The Cost of Vigilance

Watching an episode of The Walking Dead made me realize just how anxious it feels to be vigilant all the time. And, even in less charged situations, it takes real effort to stay on guard. It’s easy to get hypnotized by the trail and just stare at the ground.

I’m looking for inspired ways to make this feel like a meaningful trade-off on the part of the players. What does it cost you to be on guard? I’m looking for something meaningful enough that players might seriously think about who is going to be on watch duty.

The_Tim had a good suggestion, which was being on watch was a Forte test (whether or not you actually see anything), failing leading to Ob penalties to subsequent tests.

(This should really be in Rim of Fire: Commentary - not Sparks.)

Forte test to resist fatigue is genius. It makes perfect sense, too - you give up sleep to be vigilant, so you’re sacrificing your health and well-being for the rest of the group.

Maybe a Health test at some point to resist getting sick?

Or Will tests if they’re on their own in the dark, to resist going stir-crazy. If the same guy is always on watch, maybe he starts becoming paranoid or freaking out.

This thread is inspiring me toward playing a character with a PTSD trait. I could see that as a natural evolution of this type of situation. Though, it may be hard to roleplay well.

First, start with scale: how often is danger actually looming? Make a roll and Let It Ride for the appropriate time period.

A roll might cover a week, or a day. Only if there’s completely imminent danger (“They’ll attack before dawn. The question is when…”) then I might consider more than that.

Second, I’d probably ask, “Are you doing this Carefully?” Carefully means staying on edge, and probably a +1 Ob to the Forte roll.

Failures might lead to things like increased Ob, or temporary Traits (Irritable, Clumsy, Sleepasaurus).

If you want to be extra brutal, make these Forte failures invisible to the person who has them UNTIL they kick off. (“Oh, you must have been more tired than you thought. You drop the lantern. Damn!”) Then players will be needing to make Perception checks on each other to check in with each other’s states (“No watch for you tonight. You’re barely standing straight. Go sleep.”)

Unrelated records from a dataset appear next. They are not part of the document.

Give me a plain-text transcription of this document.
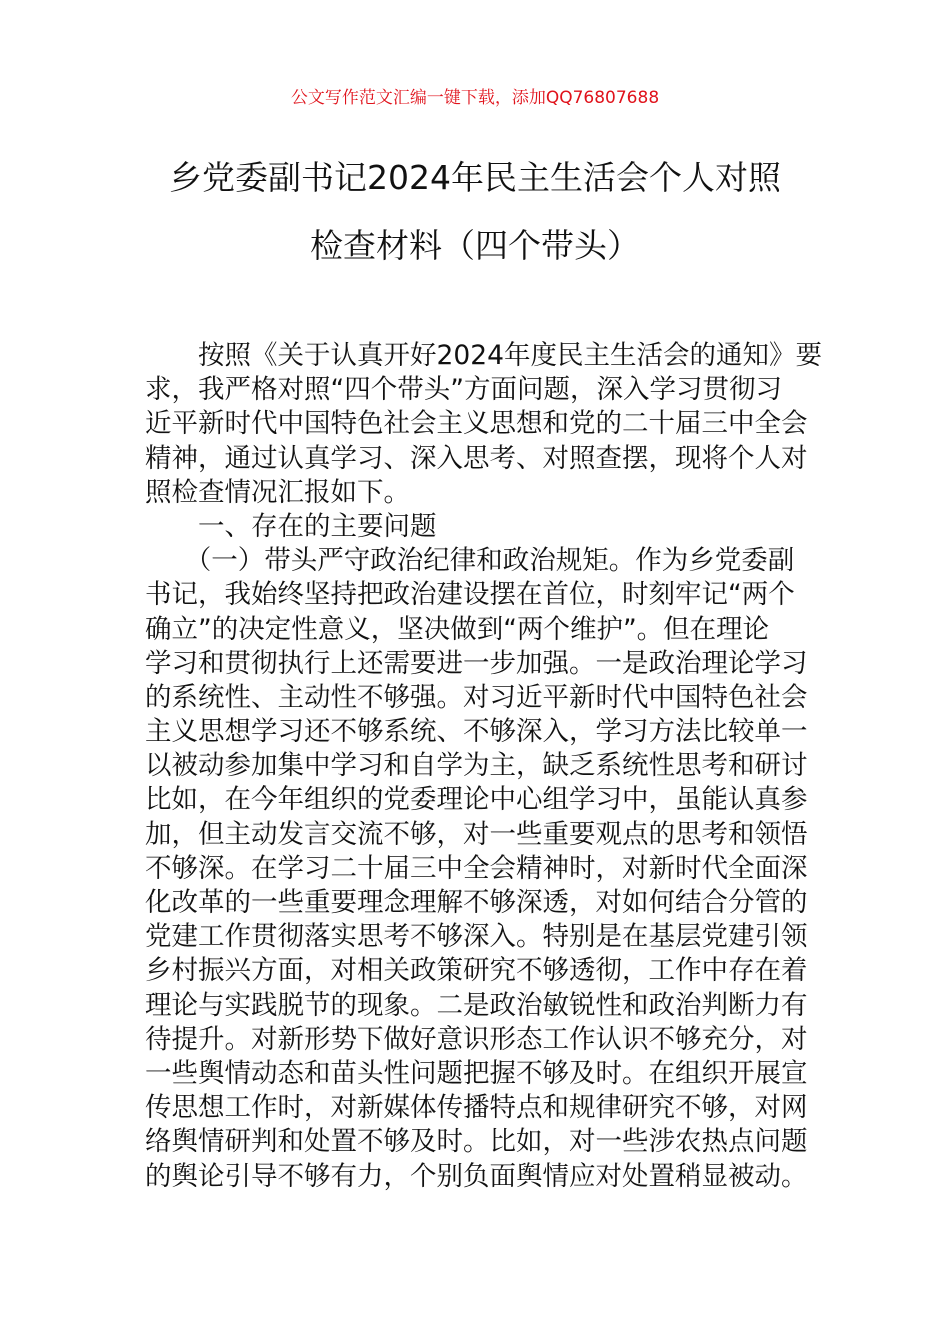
公文写作范文汇编一键下载，添加QQ76807688
乡党委副书记2024年民主生活会个人对照
检查材料（四个带头）
　　按照《关于认真开好2024年度民主生活会的通知》要
求，我严格对照“四个带头”方面问题，深入学习贯彻习
近平新时代中国特色社会主义思想和党的二十届三中全会
精神，通过认真学习、深入思考、对照查摆，现将个人对
照检查情况汇报如下。
　　一、存在的主要问题
　　（一）带头严守政治纪律和政治规矩。作为乡党委副
书记，我始终坚持把政治建设摆在首位，时刻牢记“两个
确立”的决定性意义，坚决做到“两个维护”。但在理论
学习和贯彻执行上还需要进一步加强。一是政治理论学习
的系统性、主动性不够强。对习近平新时代中国特色社会
主义思想学习还不够系统、不够深入，学习方法比较单一
以被动参加集中学习和自学为主，缺乏系统性思考和研讨
比如，在今年组织的党委理论中心组学习中，虽能认真参
加，但主动发言交流不够，对一些重要观点的思考和领悟
不够深。在学习二十届三中全会精神时，对新时代全面深
化改革的一些重要理念理解不够深透，对如何结合分管的
党建工作贯彻落实思考不够深入。特别是在基层党建引领
乡村振兴方面，对相关政策研究不够透彻，工作中存在着
理论与实践脱节的现象。二是政治敏锐性和政治判断力有
待提升。对新形势下做好意识形态工作认识不够充分，对
一些舆情动态和苗头性问题把握不够及时。在组织开展宣
传思想工作时，对新媒体传播特点和规律研究不够，对网
络舆情研判和处置不够及时。比如，对一些涉农热点问题
的舆论引导不够有力，个别负面舆情应对处置稍显被动。
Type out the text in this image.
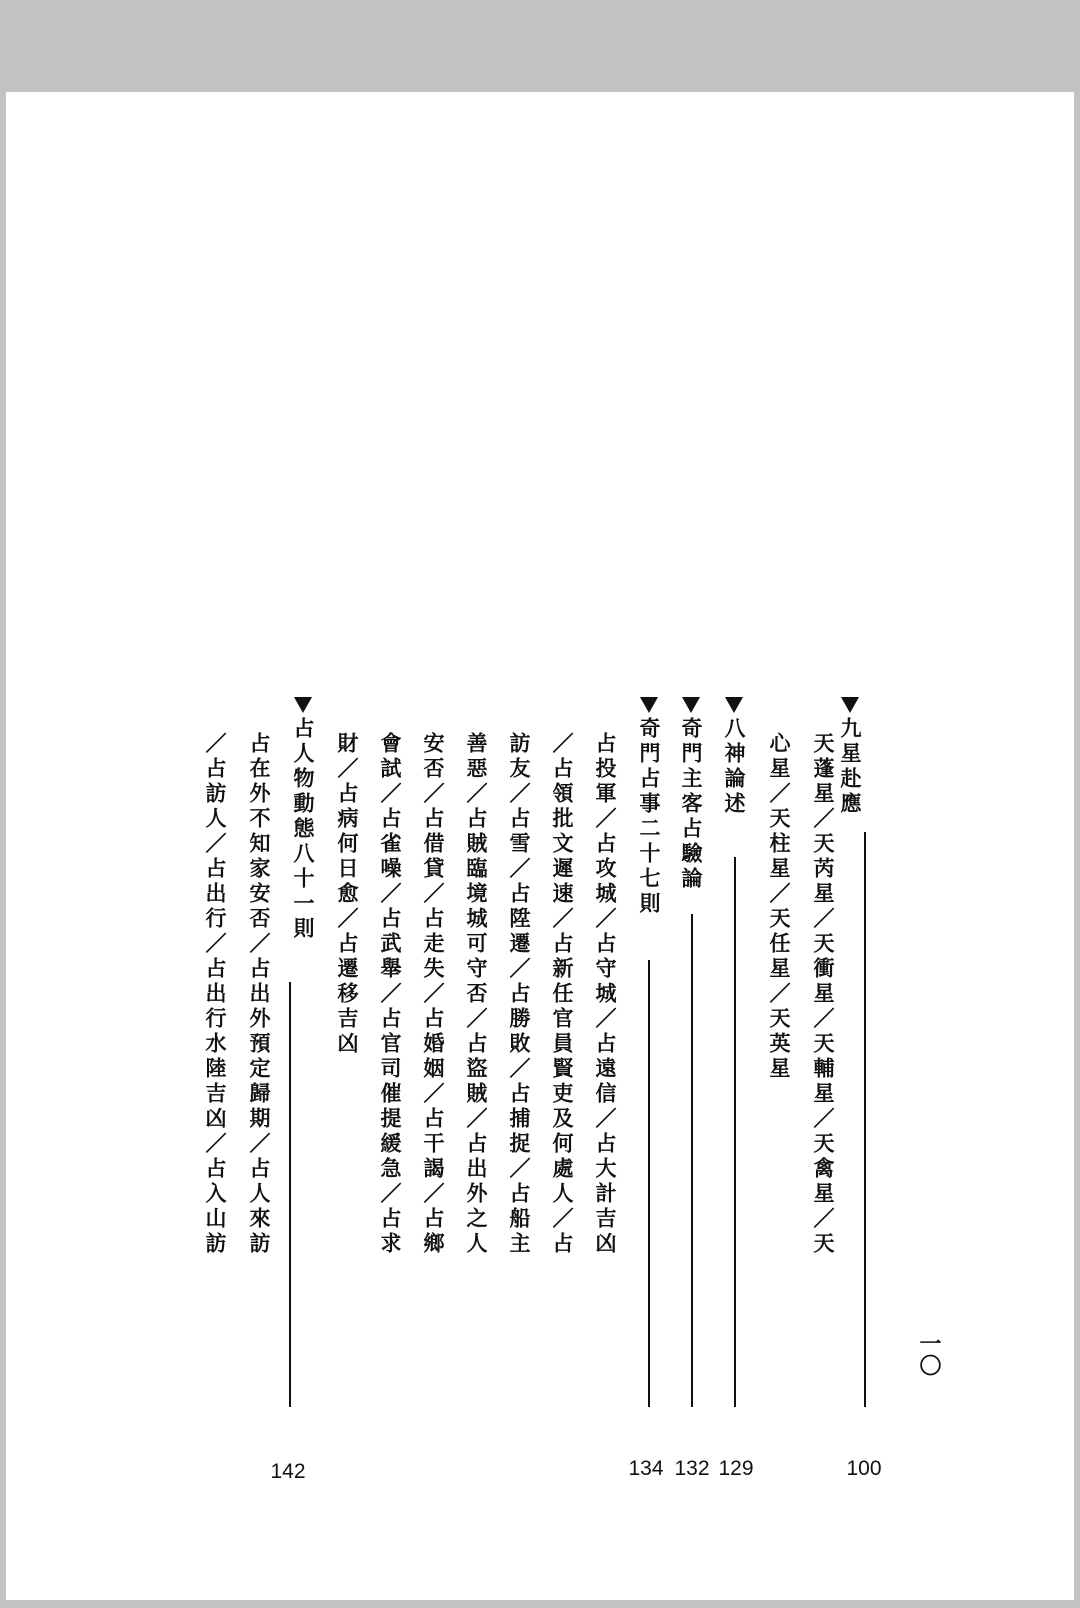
一〇
九星赴應
100
天蓬星／天芮星／天衝星／天輔星／天禽星／天
心星／天柱星／天任星／天英星
八神論述
129
奇門主客占驗論
132
奇門占事二十七則
134
占投軍／占攻城／占守城／占遠信／占大計吉凶
／占領批文遲速／占新任官員賢吏及何處人／占
訪友／占雪／占陞遷／占勝敗／占捕捉／占船主
善惡／占賊臨境城可守否／占盜賊／占出外之人
安否／占借貸／占走失／占婚姻／占干謁／占鄉
會試／占雀噪／占武舉／占官司催提緩急／占求
財／占病何日愈／占遷移吉凶
占人物動態八十一則
142
占在外不知家安否／占出外預定歸期／占人來訪
／占訪人／占出行／占出行水陸吉凶／占入山訪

That said, you should probably check in with your group to see if they actually find the issues of people management interesting. It’s kind of a specialized thing that doesn’t show up in most games.

Chris

I imagine this for games where the paranoid vibe is part of it—truth be told I’m tempted to start introducing it as part of the Burning Airships game, especially in the current setup.

Generally speaking, I think that it is only interesting in cases where you can expect there to be something going on at all times that is bad to miss BUT if you spot it early, it isn’t a big deal to avoid/deal with. Basically, early detection has a huge benefit compared to the cost of missing out. The counterbalance to that needs to be a way to make the weight of making sure you can detect things early a part of the game—I mean, this factor (zombies in the Walking Dead, crazy fallen elf cultists in Burning Airships, spiders in Burning Ahimsa, whatever) is a major part of the game that everyone signed on for. People should be on the look out for it, and it should have weight in the game.

In terms of when I’d actually call for the tests, I’d say that it seems reasonable to say something like 'OK, so you were up all night last night and now you’re the only one not injured, so you’re on watch again. Roll Forte Obs 2 to stay awake." A basic link test to the actual being on watch roll—you fail and you get the test to notice at the increased Obs for having dozed off, plus you’re not in a great position to actually act on it. Exceeding the Obs means that you are still pumped up, in fight or flight, and really keen to notice the threat.

Likewise you could have it be that the guy who has been on watch for days is forced to make a Will test right before a social interaction to see if they’re holding it together—or reduce them to a Will roll to set the Obs for someone’s social test against them, sleep deprived minds you know.

Again, it requires buy in to the idea of a constant threat that you can be on the look out for and do something about. If people aren’t interested in that edge, pushing it or trying to introduce penalties for neat color about who is on watch and a watch rotation and all that isn’t going to do anyone any good.

This I like very much!

I once played in a d20 Apocalypse game that had a zombie Dawn of the Dead motif. The way the GM got that sense of panic and vigilance was by ditching the rules for initiative. He would just bombard us with descriptions of what his zombies were doing, rolling dice and attacking us, and the only way we could take actions was by shouting out our Intent before he described his. Outside of combat, the same sort of thing. He never asked us, “What do you want to do?” Instead, he just described what was happening, described our experience, and left it up to us to be on the ball and declare our actions. If we paused too long, he’d make Something Bad happen.

He wasn’t a very great GM, honestly. But I did find that technique intriguing, although controversial. It really created a sense of “Must act NOW”, really made us pay attention to the GM’s descriptions and forced us to make split second decisions about things we barely glimpsed in the dark. I think a lot of this could be easily applied to a BW game.